A secondary purpose was to improve the deep learning model. The authors used the Medication,
Indication, and Adverse Drug Events (MADE) 1.0 challenge to develop both training
and testing datasets. MADE contains data (1,089 EHR notes) from cancer patients and
includes nine entity types including Medication, Indication, and ADE. It also includes
seven types of relations between these entities. The training data included 876 and
the testing dataset used for the remaining 213 notes. To extract information from
the dataset, the authors used a deep-learning model applying bidirectional long short-term
memory (BiLSTM) conditional random field network to recognize entities and a BiLSTM-Attention
network to extract relations. They enhanced their deep learning model with three multitask
learning (MTL) methods (hard parameter sharing, parameter regularization, and task
relation learning). The authors used the results of the second step of the process
of extracting ADE information (relation extraction) to compare all models. They used
micro-averaged precision, recall, and F1 as evaluation metrics. The authors compared
their model with the top three systems in the MADE 1.0 challenge. Their model achieved
state-of-the-art results (F1=65.9%). The model using hard parameter sharing further
improved the F1 by 0.8%, boosting the F1 to 66.7%. The authors concluded that the
performance of ADE-related information extraction can be improved by employing deep
learning and MTL models. They also felt that the methods, data, and other factors
influence the effectiveness of MTL models. The authors believe that this study could
be useful for further natural language processing and machine learning research for
detection of adverse drug events in clinical notes. Their annotated Dataset (Medication,
Indication, and Adverse Drug Events (MADE)) – will be publicly available to support
research on extraction of ADE-related information.

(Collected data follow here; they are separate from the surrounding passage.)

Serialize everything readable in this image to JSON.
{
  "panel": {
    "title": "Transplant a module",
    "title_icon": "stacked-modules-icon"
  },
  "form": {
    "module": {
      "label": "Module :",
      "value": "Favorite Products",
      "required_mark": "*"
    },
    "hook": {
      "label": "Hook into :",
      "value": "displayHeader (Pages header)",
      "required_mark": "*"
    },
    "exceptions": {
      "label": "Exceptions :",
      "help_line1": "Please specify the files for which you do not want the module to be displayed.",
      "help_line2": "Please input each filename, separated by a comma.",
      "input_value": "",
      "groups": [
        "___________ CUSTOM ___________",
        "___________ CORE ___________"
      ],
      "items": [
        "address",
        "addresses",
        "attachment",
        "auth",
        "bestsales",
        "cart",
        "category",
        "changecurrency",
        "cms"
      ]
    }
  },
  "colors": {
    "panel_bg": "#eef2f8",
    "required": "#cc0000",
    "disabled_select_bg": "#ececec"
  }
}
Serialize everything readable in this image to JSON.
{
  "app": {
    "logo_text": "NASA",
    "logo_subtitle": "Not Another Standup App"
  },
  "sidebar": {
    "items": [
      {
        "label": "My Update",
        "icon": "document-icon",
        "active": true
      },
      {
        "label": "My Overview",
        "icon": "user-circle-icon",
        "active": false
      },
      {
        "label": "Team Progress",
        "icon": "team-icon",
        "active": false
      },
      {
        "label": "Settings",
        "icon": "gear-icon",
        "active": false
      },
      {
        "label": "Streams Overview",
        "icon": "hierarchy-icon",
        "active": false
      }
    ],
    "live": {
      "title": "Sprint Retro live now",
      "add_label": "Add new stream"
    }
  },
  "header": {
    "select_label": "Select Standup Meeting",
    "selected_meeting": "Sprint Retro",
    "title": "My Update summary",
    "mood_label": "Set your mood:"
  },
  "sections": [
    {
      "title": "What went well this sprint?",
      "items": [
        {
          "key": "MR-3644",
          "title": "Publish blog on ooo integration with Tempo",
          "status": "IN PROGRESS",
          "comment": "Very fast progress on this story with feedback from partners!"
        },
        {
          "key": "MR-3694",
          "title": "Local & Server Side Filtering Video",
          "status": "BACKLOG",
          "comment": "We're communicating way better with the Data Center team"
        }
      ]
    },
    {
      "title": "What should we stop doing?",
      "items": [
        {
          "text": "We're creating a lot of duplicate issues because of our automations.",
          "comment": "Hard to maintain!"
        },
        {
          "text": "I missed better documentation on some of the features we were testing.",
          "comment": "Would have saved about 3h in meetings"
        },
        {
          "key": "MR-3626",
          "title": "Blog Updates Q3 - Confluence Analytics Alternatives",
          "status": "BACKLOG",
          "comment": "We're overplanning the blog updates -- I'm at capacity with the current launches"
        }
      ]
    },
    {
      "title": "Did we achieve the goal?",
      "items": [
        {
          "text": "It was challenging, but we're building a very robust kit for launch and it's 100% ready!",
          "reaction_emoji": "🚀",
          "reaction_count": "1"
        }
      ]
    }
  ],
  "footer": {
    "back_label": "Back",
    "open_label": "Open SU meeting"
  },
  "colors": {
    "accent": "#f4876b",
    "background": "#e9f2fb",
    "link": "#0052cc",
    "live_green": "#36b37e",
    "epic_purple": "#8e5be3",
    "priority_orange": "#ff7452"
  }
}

Qiu JX, Yoon H-J, Fearn PA, Tourassi GD
Deep learning for automated extraction of primary sites from cancer pathology reports
IEEE J Biomed Health Inform 2018;22(1):244-51
The paper focuses on using data extracted from pathology reports to populate cancer
registries. The authors explore using a machine learning approach to make the labor-intensive
manual process of information extraction and coding easier. In this study, researchers
investigated deep learning and a convolutional neural network (CNN) for extracting
ICD-O-3 (International Classification of Diseases for Oncology) topographic codes
from breast and lung cancer pathology reports. They compared a CNN with a term frequency
vector approach, using 942 de-identified pathology reports matched to 12 ICD-O-3 topography
codes corresponding to seven breast and five lung primary sites. They compared the
results to reviews by human (cancer registry) subject matter experts. Pathology reports
were provided from five different Surveillance, Epidemiology and End Results (SEER)
cancer registries. Cancer registry experts manually annotated the pathology reports
and their annotations served as the gold standard. Researchers observed that when
class labels were well populated, deep learning models (e.g., CNN) outperformed the
conventional approaches (term frequency vector approaches) in the studies looking
at class prevalence (micro-and macro-F score increases of up to 0.132 and 0.226).
The increase in performance of deep learning methods from transfer learning was less
strong and depended on the CNN method and cancer site. The authors believe that their
results demonstrate the potential of deep learning for automated abstraction of relevant
information for cancer registries from pathology reports.